Рассказы непрерывно шли один за другим. Костя, Митя и Слава не умолкали. Едва кончал один и слушатели не успевали оправиться от произведённого впечатления, как другой уже начинал: «А вот ещё был такой случай». Пошли рассказы о домовых и леших, о ведьмах, о русалках. Наши жрецы увлеклись. Я теперь думаю, что они не просто выдумывали, не просто запугивали нас, но и сами верили многому из того, что они нам рассказывали, и сами содрогались от тех ужасов, о которых нам говорили. По крайней мере, Слава попросил Костю, чтобы тот проводил его до дому.

За рассказами и за страхами мы не заметили, как надвинулась тёмная ночь.
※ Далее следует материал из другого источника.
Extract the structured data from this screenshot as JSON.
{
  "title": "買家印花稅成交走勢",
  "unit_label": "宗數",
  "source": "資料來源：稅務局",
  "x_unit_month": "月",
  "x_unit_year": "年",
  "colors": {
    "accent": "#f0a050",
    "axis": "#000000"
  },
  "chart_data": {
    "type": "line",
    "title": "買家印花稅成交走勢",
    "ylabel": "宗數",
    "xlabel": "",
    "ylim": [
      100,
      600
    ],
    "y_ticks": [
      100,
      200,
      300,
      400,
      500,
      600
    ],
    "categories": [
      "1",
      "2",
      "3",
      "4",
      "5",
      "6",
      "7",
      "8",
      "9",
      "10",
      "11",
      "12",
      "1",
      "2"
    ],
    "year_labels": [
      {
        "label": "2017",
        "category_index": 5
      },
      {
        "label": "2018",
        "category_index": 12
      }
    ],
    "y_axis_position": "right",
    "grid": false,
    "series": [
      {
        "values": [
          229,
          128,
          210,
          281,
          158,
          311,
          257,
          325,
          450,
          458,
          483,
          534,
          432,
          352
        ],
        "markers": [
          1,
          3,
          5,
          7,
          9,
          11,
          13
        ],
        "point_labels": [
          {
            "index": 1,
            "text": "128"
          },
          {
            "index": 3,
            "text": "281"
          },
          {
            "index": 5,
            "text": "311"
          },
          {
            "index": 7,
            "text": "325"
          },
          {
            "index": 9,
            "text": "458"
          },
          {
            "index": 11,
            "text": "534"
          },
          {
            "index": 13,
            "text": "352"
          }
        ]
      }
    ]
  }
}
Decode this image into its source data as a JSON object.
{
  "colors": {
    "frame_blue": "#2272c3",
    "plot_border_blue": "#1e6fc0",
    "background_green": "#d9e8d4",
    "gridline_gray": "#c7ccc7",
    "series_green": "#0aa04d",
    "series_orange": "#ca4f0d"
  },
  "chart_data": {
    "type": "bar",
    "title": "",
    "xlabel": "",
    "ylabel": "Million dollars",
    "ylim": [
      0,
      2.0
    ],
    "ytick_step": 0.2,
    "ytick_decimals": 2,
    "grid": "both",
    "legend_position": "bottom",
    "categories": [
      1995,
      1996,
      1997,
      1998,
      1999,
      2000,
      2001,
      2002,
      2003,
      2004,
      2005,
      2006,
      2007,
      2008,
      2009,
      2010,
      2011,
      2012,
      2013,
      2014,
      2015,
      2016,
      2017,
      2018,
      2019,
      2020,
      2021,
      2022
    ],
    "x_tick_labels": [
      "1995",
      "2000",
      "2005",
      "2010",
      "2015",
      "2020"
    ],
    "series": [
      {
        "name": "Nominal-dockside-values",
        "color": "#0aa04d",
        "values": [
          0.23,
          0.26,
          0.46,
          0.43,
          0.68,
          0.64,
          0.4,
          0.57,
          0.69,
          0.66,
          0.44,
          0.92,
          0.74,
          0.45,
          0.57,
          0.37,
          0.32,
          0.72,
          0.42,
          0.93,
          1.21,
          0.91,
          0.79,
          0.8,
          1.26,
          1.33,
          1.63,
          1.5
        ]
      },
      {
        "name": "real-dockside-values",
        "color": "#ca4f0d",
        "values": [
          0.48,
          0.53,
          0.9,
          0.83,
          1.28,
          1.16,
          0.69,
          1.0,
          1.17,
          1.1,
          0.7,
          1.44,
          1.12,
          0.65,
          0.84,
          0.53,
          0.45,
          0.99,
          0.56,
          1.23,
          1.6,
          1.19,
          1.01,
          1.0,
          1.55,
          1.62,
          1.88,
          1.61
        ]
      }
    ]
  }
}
Надо было возвращаться домой. Я жил почти на другом конце деревни. Нас осталось всего четверо: Костя, Слава, я и моя сестрёнка, которая была двумя годами старше меня. За несколько дворов до нашего дома Костя и Слава повернули в свой переулок, и мы с Катей остались одни.


За рассказами и за страхами мы не заметили, как надвинулась тёмная ночь.

Я чувствовал себя скверно-прескверно. Мне всё время казалось, что кто-то идёт за мной по следам и, если я побегу, произойдёт что-то страшное: «он» сейчас же схватит меня. И мне казалось, что его рука уже занесена надо мной и вот-вот опустится на спину. Каждый шаг доставлял величайшую муку. Идти тихо — пытка долго не кончится, побежать — кто-то разом догонит и схватит.

Не думаю, чтобы Катя чувствовала себя лучше меня. Так мы и шли, боязливо держась за руки и прижавшись друг к другу, боясь проронить хоть одно слово и потревожить безмолвие ночи.

Я ещё и теперь помню, что где-то вдали отчаянно и протяжно завыла собака и в соседнем дворе бесконечно уныло ей подвывала другая. Казалось, тоска, бесконечная тоска повисла в воздухе и хватала за сердце. На небе — ни звёздочки. Мы с Катей одни бредём в пустынном и опустевшем мире, а за нами кто-то крадётся, крадется… Мы с Катей одни во всём мире, а кроме нас, ещё только торбеевский царь. И этот царь наполнил весь мир. Я знаю, что он стоит вот здесь, справа от нас и немного впереди. Но он сзади нас, и с боков, и сверху, и мы никогда и никуда не уйдём от него и всегда будем чувствовать на себе его ужасную руку. Во всём мире и во мне самом — торбеевский царь.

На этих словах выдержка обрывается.